In their paper published on the Australian Policy Online site, Robert and Charles Kenny make a strong case refuting some of the benefits that FTTH advocates claim and argue that subsidy isn't justified as the benefits aren't necessarily real.
I broadly agree with their arguments that fiber broadband isn't necessary for many of the applications often quoted as requiring extreme bandwidth, and that rushing to give taxpayers money to incumbent carriers to replace their copper with fiber access networks isn't warranted.
There are some oversights in their argument however.
One problem with current Internet access is the cost. With any scarce commodity it is common to use price as an exclusion to ration distribution and so it is with Internet bandwidth.
BT's first attempt at a national IP network (Colossus) wasn't fit for purpose. It didn't scale to carry the bandwidth required by their centralised wholesale access network design. BT's response was to introduce punitive usage charges onto the ISPs who pass these on to their customers, for example in inclusive usage offers, caps, application traffic shaping and overusage fees.
BT's own retail consumer entry-level ADSL service includes 10GB usage allowance each month - this could be consumed in less than two minutes on a full-speed Gigabit connection. If FTTH was being implemented on a grand scale, the problems of the inadequate backbone infrastructure would be thrown into sharp relief.
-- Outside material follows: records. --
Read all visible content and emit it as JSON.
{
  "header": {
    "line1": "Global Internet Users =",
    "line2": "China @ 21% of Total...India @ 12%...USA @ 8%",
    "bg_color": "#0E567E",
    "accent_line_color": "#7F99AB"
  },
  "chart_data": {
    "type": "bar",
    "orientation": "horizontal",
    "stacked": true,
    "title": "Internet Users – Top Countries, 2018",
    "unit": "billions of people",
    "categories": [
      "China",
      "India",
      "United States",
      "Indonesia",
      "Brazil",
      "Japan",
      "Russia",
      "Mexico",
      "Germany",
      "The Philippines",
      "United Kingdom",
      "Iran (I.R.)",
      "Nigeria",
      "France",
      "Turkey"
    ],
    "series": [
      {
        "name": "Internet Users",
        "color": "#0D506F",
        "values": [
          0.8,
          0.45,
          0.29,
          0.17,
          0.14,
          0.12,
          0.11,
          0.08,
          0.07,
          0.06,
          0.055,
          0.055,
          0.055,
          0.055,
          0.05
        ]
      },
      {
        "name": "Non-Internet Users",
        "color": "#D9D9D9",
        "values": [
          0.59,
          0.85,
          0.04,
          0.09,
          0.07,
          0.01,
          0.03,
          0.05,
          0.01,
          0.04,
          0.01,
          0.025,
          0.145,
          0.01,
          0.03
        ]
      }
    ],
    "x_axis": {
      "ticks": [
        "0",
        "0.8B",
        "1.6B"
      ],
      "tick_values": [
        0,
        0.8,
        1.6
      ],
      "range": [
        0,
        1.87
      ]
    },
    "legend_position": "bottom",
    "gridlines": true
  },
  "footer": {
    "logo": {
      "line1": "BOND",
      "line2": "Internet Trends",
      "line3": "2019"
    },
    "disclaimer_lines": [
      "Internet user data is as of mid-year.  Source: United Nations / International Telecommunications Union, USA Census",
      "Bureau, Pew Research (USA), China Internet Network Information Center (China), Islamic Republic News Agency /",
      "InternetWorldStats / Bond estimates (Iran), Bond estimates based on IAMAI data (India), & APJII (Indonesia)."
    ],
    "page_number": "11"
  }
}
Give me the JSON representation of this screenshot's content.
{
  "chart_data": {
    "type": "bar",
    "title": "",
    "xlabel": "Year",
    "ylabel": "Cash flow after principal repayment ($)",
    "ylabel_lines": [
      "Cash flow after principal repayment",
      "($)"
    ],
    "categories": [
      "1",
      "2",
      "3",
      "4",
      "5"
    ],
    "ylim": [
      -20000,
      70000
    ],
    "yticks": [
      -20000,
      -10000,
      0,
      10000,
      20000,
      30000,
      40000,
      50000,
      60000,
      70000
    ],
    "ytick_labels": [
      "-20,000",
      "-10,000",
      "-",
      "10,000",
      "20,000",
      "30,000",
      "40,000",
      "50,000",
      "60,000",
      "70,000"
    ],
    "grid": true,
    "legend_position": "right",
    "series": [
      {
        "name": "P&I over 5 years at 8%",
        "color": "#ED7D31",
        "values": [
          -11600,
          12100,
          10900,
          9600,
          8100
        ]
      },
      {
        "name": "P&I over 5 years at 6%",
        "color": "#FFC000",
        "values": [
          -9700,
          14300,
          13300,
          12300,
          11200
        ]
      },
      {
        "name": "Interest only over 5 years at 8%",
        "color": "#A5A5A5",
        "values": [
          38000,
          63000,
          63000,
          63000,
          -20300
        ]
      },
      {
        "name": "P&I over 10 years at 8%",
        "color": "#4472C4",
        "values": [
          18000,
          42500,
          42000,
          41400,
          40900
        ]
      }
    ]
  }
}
The problem can't be solved by tinkering with bandwidth prices or including bigger allowances - the new backbone network needs to be engineered differently to cope with three-orders-of-magnitude bandwidth jumps and new applications at the access layer. I would suggest local/regional routing and multicast as two technologies that should be deployed for a start, content centric networks might be the ultimate solution.
The perception that bandwidth is scarce and so must be rationed, usage fees levied and applications restricted has to be dispelled so we can move on to the next level.
Unfortunately it is in the carriers' interests to keep the status quo - their usage charging has moved from being a simple rationing system to being a handy source of revenue, and they would seek to extend this by subverting net neutrality too, so they can charge even more when they can.
Dismissing FTTH as being unecessary or unwarranted means not only that the old copper access networks will be given a life extension, but so will the backbone networks that connect them, eventually leading to Britain looking like the last users of tallow candles in an LED lit world.